Dalmo Dallari diz que juízes modernos precisam ser independentes

No início de sua palestra, por ocasião da palestra inaugural do Programa Residência Judicial realizada na noite dessa segunda-feira, 29, no auditório da Escola da Magistratura do Rio Grande do Norte (Esmarn), o renomado jurista Dalmo de Abreu Dallari, professor emérito da Faculdade de Direito da Universidade de São Paulo (USP), falou sobre os "Desafios da Magistratura Brasileira: perspectivas sobre sua função instrumental, política e simbólica".

Inicialmente, o palestrante saudou e cumprimentou todos os presentes dizendo que eles representam a comunidade jurídica. Agradeceu ao convite feito pelo desembargador Expedito Ferreira, o que considerou um privilégio. Começou sua explanação afirmando que não iria fazer uma palestra, mas sim uma reflexão em voz alta sobre os desafios da magistratura.

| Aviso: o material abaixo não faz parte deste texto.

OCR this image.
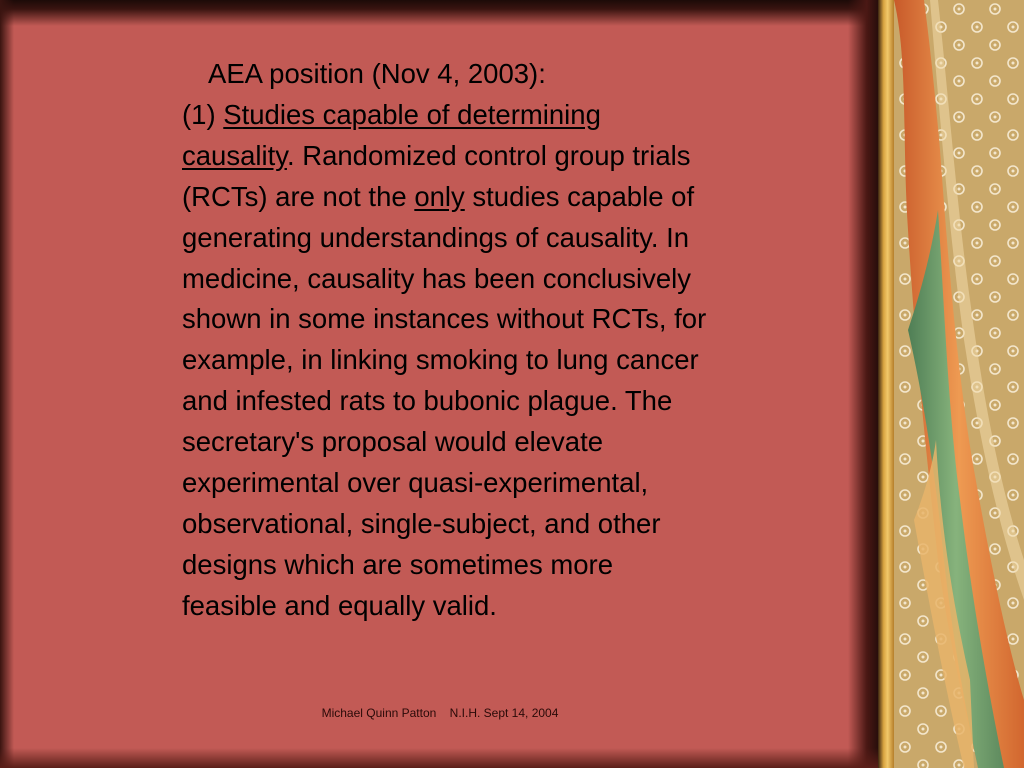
AEA position (Nov 4, 2003):
(1) Studies capable of determining
causality. Randomized control group trials
(RCTs) are not the only studies capable of
generating understandings of causality. In
medicine, causality has been conclusively
shown in some instances without RCTs, for
example, in linking smoking to lung cancer
and infested rats to bubonic plague. The
secretary's proposal would elevate
experimental over quasi-experimental,
observational, single-subject, and other
designs which are sometimes more
feasible and equally valid.
Michael Quinn Patton    N.I.H. Sept 14, 2004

O jurista disse acreditar efetivamente no direito e na justiça como valorização da pessoa humana. Assim, para ele é um privilégio poder falar para pessoas que acreditam ser a magistratura o caminho para a concretização desta crença. Fez retrospectiva sobre a atuação do juiz ao longo da história, desaguando nos dias de hoje para frisar que a perspectiva atual é a da recuperação da ética no mundo do direito.

“Hoje vivemos o fracasso do racionalismo que ignorou o valor humano e supervalorizou o poderio econômico e materialista. E isto se consubstancia em um obstáculo ao humanismo que tem que ser priorizado na prática do direito para que o magistrado aja com justiça”, afirmou.

Ser Humano

Para exemplificar, o jurista disse que artigos seus deixaram de ser publicados em jornal de circulação nacional simplesmente porque contrariavam grandes grupos econômicos, já que defendia valores humanos. Na opinião dele, hoje as matérias sobre economia têm maior destaque da grande mídia. Outro exemplo citado foi a exploração de trabalho escravo no Brasil, em detrimento da dignidade da pessoa humana.

O constitucionalista defende a ideia de uma mudança política, no sentido de um Poder Legislativo unicameral, com representação apenas pela Câmara dos Deputados. Para ele, não se justifica a representação dos Estados porque só representam as “velhas oligarquias” que ainda imperam no país.

Lembrou do episódio em foi preso pela ditadura militar pelo “crime” de ter impetrado um habeas corpus, o que traduz o tempo em que uma série de agressões os direitos fundamentais colocavam em plano superior os valores econômicos. Como exemplo de que ainda hoje esse comportamento persiste, ele citou que a saúde tem tratamento de negócio, onde é visado o lucro, e não a vida humana.

Papel dos juízes

“Existe realmente um novo juiz comprometido com a justiça. Estamos recolocando a ética no mundo do direito. É a pessoa humana em primeiro plano, com a valorização dos valores éticos”, ressaltou.

Finalizou afirmando que aos juízes cabe captar os valores do povo e os casos de injustiça, pois o compromisso do magistrado é com a justiça. Atualmente, no seu entender, o juiz tem o papel político e social de proteção dos direitos fundamentais e da dignidade humana.

Para fechar seu discurso, deixou uma mensagem para os futuro magistrados: “É preciso dignificar a magistratura e vocês serão esses juízes conscientes de sua independência, de sua importância e semeadores da paz!”, concluiu.